Se stiamo al computo dei versetti, il corpus delle 13 lettere che recano il nome di Paolo ne comprende 2.003 su un totale di 5.621 dell’intero Nuovo Testamento. Siamo, quindi, in presenza di un materiale testuale rilevante, al cui interno però emergono chiare variazioni di vocabolario, di stile, di temi. Su queste variazioni, a partire dal Settecento, gli studiosi hanno puntato il microscopio dell’analisi storico-critica e letteraria.

La « tradizione paolina »

Progressivamente si è approdati a una conclusione – ora dominante tra gli esegeti – secondo la quale sei lettere attribuite dalla titolatura a Paolo sarebbero in realtà « pseudoepigrafe » o « deuteropaoline », poste cioè sotto il nome e l’autorità dell’Apostolo ma in verità provenienti da discepoli e da quella che è stata chiamata « la tradizione paolina » (Ef, Col, 2Ts, 1 e 2Tim, Tt). Questa conclusione merita, però, due osservazioni di indole generale.
La prima è di taglio storico-letterario. Le argomentazioni critiche sono, certo, notevoli: ad esempio, in una delle più importanti di queste lettere deuteropaoline, quella ai Colossesi, si hanno 34 vocaboli del tutto inediti per l’intero Nuovo Testamento, 28 estranei all’epistolario strettamente paolino; si ignorano i temi fondamentali cari all’Apostolo quali la giustificazione, la fede, la legge; la costruzione delle frasi è pesante, prolissa e ripetitiva; si rivela l’uso della retorica classica e sono assenti gli appelli diretti, tipici di Paolo; Cristo è presentato secondo un inatteso profilo di Signore cosmico, « capo dei Principati e delle Potestà » (2,10), « dei Troni e delle Dominazioni » celesti (1,16), come colui nel quale « tutto sussiste » (1,17) e tutto è riconciliato e redento (1,20); di scena non è più la Chiesa locale, ma quella universale di cui Cristo è « capo », variando così l’immagine paolina classica della Chiesa come « corpo di Cristo » (1Cor 12).
Potremmo andare avanti a lungo nell’appuntare le variazioni tematiche di questo scritto, a partire da una concezione del credere non più visto come atto di adesione personale radicale, ma come la « conoscenza » di un contenuto di verità (fides quae più che fides qua, per usare il linguaggio teologico successivo).

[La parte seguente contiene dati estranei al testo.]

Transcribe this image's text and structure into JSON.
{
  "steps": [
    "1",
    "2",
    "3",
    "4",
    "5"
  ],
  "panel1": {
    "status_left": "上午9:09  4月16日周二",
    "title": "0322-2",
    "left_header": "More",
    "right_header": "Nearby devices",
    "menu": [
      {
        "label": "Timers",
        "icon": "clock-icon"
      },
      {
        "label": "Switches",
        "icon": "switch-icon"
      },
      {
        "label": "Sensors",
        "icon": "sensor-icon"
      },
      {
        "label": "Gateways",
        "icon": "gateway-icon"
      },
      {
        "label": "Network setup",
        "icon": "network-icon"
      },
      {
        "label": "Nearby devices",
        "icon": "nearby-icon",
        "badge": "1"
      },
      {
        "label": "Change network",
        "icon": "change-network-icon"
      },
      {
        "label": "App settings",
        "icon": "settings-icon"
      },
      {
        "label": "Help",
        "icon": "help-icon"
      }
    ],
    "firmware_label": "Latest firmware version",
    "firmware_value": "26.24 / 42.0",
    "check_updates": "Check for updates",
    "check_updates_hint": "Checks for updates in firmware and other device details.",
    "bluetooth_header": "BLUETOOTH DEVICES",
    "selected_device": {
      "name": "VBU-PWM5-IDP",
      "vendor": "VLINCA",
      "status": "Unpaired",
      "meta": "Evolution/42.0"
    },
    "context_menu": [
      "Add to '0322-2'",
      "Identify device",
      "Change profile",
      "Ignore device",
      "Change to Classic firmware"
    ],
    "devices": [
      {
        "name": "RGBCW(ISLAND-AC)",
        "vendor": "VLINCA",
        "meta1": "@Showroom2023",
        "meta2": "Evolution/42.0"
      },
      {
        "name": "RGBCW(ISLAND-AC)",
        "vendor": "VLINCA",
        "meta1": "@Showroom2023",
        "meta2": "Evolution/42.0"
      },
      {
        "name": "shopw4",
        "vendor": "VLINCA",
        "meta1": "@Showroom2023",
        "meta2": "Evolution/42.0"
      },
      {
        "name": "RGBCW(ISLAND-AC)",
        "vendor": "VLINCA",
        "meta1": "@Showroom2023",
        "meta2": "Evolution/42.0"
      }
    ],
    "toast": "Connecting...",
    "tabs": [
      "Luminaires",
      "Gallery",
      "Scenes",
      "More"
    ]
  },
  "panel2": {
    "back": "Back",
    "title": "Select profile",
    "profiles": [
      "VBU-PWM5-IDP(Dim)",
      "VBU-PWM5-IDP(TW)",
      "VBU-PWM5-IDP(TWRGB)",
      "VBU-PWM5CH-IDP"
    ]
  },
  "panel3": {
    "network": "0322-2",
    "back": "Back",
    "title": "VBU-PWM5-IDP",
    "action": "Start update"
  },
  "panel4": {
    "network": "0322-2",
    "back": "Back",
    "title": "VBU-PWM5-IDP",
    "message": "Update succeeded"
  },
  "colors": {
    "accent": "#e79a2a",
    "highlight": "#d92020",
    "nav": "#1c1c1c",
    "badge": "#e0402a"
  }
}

E così via con molte altre sorprese di solito segnalate nei commentari alla lettera. Detto questo, bisogna però anche riconoscere che simili considerazioni, pur notevolissime e imprescindibili, riguardanti la lettera ai Colossesi e le altre deuteropaoline, non sono mai totalmente apodittiche, perché di per sé non si possono escludere evoluzioni stilistiche e tematiche all’interno di un pensatore così creativo e originale com’è Paolo.
C’è, poi, un’altra importante osservazione da fare, di taglio più teologico: le lettere deuteropaoline rimangono comunque « canoniche » e, riconoscendole come appartenenti all’orizzonte dei discepoli paolini, non se ne inficia l’ispirazione divina. Come faceva notare la Dei Verbum (7 e 8), che alcuni testi neotestamentari provengano da autori « della cerchia » degli apostoli è un fatto che non contrasta la loro « canonicità » perché anche questi scritti sono « apostolici », nel senso che testimoniano – sia pure mediatamente – la predicazione apostolica (si pensi al caso di Marco e Luca).
Come si legge in un commento a un’altra importante lettera ritenuta « pseudoepigrafa », quella agli Efesini (a cura di Stefano Romanello, Paoline 2003), « che Paolo non sia l’autore della lettera nulla toglie al valore con cui la comunità credente l’accoglie. Nella lettera siamo comunque a contatto con una predicazione apostolica, ossia con una testimonianza della fede della Chiesa delle origini, che non rimane attaccata in modo fisso alla figura dell’Apostolo fondatore, ma ne elabora la parola come un tesoro vivo, che diviene significativo per le nuove situazioni in cui la comunità si trova a vivere ».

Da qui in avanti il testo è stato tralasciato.